Islam Aliev

Personal information
- Full name: Islam Ismailovich Aliev
- Born: Ислам Исмаилович Алиев 18 September 2001 (age 24) Chechnya, Russia
- Height: 1.80 m (5 ft 11 in)
- Weight: 82 kg (181 lb; 12.9 st)

Sport
- Country: Russia
- Sport: Amateur wrestling
- Event: Greco-Roman

Medal record
Men's Greco-Roman wrestling
Representing Individual Neutral Athletes
European Championships
| Silver medal – second place | 2024 Bucharest | 82 kg |
U23 European Championships
| Silver medal – second place | 2024 Baku | 82 kg |
Representing Russia
World Juniors Championships
| Gold medal – first place | 2021 Ufa | 77 kg |

= Islam Aliev =

Russian Greco-Roman wrestler

Islam Aliev (Ислам Алиев; born 18 September 2001) is a Russian Greco-Roman wrestler of Chechen origin who currently competes at 82 kilograms.

==Wrestling career==
In 2021 in Rostov-on-Don, he won bronze at the Russian Championship in the 72 kg category.

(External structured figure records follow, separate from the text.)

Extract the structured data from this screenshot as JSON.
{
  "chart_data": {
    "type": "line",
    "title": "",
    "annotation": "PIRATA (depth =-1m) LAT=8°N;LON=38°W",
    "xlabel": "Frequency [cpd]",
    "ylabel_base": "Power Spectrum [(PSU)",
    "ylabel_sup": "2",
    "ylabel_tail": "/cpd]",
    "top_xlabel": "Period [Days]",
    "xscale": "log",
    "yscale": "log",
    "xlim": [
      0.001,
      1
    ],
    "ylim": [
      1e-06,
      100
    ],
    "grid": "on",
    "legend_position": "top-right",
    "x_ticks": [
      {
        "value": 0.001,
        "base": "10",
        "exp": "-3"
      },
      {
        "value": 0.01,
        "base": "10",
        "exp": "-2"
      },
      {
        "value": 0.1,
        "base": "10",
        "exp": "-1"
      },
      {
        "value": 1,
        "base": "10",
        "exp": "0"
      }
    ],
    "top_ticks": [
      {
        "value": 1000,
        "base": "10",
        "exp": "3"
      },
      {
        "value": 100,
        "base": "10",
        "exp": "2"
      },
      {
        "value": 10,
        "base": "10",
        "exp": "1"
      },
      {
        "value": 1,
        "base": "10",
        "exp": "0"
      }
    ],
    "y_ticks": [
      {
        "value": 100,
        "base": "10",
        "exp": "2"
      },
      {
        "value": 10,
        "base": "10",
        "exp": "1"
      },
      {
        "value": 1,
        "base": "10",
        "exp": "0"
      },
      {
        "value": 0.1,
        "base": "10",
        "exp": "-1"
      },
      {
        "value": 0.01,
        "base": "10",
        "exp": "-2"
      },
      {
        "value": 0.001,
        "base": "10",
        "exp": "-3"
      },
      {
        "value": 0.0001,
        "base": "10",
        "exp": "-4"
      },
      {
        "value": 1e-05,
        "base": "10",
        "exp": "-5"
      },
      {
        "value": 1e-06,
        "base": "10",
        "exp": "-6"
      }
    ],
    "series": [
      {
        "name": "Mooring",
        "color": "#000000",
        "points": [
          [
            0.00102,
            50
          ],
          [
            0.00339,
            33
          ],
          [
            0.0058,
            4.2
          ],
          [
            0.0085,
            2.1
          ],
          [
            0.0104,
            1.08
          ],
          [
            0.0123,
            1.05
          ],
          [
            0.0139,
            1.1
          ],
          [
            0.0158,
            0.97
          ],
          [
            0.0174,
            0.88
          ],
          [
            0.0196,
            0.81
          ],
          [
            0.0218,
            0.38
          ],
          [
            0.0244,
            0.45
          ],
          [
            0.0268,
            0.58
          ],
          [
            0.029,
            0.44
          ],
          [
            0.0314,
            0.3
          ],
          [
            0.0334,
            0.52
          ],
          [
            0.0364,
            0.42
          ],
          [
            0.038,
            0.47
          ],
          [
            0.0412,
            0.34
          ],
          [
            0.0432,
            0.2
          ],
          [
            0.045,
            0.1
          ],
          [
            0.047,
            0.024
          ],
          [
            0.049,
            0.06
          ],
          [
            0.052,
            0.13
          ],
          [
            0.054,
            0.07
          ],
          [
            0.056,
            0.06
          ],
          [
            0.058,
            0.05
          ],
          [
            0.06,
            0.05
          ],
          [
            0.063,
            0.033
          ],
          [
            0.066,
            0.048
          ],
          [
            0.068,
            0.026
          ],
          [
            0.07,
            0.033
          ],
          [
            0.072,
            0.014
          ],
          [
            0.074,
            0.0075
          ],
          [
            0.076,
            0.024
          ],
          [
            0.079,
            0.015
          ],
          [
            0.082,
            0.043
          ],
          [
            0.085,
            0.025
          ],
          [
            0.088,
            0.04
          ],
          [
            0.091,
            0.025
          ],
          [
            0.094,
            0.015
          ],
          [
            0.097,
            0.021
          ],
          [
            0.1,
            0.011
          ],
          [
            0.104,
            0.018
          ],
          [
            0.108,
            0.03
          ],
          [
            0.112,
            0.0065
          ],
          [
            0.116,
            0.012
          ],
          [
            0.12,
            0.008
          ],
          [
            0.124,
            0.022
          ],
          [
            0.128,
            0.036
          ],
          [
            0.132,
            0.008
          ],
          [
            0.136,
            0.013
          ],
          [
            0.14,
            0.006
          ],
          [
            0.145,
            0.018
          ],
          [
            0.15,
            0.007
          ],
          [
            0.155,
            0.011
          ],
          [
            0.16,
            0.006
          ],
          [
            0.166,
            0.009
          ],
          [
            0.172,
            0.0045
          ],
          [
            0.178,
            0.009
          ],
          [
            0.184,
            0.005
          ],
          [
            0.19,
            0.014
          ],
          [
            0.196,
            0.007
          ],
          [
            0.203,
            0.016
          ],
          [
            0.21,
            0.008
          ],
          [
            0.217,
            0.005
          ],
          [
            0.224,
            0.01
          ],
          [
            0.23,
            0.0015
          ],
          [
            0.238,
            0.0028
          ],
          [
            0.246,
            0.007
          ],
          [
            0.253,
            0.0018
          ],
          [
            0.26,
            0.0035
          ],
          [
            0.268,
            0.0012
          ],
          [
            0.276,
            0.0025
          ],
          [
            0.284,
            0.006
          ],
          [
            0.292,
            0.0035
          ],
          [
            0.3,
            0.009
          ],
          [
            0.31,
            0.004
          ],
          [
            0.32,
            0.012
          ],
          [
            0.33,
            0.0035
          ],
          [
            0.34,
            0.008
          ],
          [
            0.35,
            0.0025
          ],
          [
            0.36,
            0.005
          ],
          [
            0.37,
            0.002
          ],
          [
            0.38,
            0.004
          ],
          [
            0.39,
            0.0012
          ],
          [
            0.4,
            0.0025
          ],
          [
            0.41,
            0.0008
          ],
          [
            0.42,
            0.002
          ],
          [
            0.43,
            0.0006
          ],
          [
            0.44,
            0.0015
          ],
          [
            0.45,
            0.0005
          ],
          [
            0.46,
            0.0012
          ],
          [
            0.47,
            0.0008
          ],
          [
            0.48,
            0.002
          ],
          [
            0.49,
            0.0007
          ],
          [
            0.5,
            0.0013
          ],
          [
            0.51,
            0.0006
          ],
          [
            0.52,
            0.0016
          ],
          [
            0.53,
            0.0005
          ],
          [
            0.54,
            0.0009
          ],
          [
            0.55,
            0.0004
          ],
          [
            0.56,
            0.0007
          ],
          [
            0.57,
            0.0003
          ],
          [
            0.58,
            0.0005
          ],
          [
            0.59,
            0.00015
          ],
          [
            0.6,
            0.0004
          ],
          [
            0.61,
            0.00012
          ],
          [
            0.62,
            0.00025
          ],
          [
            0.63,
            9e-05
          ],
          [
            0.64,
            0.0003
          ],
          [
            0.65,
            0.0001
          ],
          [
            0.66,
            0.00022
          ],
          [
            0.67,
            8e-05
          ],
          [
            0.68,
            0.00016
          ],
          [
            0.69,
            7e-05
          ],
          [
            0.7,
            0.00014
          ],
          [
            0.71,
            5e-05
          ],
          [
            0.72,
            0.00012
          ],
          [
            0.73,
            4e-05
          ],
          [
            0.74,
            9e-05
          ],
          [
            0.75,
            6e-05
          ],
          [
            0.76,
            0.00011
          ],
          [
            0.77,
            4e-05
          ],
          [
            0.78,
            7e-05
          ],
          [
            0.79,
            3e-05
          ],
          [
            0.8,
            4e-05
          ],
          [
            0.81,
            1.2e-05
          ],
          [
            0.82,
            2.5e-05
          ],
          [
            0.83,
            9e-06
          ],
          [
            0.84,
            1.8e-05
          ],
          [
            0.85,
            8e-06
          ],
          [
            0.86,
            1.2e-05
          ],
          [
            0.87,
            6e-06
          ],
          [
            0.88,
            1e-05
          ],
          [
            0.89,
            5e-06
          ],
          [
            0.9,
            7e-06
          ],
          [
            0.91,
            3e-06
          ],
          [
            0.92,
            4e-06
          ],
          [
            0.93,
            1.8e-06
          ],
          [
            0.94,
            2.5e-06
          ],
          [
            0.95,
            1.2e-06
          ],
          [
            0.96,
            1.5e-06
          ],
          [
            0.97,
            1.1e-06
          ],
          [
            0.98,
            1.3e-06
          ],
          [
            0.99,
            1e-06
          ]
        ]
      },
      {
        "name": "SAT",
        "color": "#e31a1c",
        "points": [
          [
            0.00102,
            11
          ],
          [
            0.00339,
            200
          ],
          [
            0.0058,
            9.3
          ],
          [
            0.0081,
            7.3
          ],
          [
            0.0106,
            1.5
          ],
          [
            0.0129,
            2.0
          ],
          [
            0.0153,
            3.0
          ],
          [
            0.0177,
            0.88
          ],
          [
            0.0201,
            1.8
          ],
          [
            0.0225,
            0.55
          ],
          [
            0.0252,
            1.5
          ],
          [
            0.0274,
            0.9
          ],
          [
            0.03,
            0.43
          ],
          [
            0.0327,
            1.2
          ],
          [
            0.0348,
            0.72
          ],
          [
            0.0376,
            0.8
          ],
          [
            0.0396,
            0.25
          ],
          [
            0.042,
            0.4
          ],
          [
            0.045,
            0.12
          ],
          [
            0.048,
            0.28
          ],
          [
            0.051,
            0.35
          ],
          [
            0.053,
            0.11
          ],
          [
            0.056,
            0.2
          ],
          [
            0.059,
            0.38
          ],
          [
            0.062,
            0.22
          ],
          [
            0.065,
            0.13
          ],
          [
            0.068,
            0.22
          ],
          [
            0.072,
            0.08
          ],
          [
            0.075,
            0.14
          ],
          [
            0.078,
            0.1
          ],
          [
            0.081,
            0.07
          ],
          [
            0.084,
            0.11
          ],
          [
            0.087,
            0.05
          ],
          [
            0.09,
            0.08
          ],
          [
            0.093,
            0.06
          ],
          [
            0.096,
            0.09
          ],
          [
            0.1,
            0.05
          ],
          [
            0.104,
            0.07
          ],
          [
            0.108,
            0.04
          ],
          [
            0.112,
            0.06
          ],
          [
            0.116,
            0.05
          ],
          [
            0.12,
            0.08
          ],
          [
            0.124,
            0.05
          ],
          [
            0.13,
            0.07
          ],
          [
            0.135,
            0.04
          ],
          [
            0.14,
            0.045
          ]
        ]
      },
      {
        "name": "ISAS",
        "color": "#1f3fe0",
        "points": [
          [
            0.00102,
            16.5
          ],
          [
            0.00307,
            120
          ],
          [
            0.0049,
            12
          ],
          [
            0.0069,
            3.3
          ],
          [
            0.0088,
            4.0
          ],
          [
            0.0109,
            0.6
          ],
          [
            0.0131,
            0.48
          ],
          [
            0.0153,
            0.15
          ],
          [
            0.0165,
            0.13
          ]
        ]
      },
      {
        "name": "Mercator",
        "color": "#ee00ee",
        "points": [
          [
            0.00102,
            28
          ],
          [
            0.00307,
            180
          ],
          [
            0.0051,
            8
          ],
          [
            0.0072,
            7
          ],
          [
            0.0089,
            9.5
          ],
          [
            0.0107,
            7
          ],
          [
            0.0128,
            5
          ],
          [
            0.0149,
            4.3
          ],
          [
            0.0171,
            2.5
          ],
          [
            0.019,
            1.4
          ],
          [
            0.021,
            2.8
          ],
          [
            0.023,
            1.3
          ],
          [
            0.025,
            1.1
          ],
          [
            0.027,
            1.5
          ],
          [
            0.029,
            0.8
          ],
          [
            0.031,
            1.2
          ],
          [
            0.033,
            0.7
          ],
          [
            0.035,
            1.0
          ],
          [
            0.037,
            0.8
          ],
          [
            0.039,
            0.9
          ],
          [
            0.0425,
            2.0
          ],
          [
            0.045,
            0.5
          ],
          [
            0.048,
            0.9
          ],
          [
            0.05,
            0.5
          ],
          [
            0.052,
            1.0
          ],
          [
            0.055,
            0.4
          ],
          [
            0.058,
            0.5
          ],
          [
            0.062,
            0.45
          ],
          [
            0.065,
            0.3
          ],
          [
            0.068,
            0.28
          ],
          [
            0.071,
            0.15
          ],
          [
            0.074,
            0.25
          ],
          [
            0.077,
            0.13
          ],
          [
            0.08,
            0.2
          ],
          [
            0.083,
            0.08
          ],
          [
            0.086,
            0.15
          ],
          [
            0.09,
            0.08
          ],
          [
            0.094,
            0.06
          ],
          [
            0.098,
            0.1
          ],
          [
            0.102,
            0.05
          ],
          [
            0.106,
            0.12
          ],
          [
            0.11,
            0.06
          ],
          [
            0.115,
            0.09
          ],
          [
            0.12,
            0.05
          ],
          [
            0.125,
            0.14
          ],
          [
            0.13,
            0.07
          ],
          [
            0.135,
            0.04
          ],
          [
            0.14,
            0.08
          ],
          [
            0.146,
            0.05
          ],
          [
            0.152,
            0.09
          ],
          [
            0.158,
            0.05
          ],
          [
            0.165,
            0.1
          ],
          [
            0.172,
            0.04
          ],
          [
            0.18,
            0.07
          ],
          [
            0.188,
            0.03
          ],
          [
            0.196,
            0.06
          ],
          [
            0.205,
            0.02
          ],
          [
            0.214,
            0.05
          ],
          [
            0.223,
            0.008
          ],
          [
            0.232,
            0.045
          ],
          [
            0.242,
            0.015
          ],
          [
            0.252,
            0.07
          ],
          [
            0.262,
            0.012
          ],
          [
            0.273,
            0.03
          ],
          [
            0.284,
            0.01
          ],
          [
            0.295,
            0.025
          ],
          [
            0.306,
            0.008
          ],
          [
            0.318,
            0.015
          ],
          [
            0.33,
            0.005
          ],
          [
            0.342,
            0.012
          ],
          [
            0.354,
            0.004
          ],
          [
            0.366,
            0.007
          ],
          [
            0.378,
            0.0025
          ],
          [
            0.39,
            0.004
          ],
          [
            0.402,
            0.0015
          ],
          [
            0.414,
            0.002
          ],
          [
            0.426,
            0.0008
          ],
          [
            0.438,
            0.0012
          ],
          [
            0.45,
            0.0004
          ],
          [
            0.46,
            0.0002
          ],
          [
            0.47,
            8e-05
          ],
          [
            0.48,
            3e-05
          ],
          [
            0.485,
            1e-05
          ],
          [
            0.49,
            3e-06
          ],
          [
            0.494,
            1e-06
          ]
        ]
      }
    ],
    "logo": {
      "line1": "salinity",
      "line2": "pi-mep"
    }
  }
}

In the same year, he became the world junior champion and the winner of the 1st CIS Games.

In 2024, for the first time he became the champion of Russia in the 82 kg weight division. He won the silver medal in the 82 kg event at the 2024 European Wrestling Championships held in Bucharest, Romania.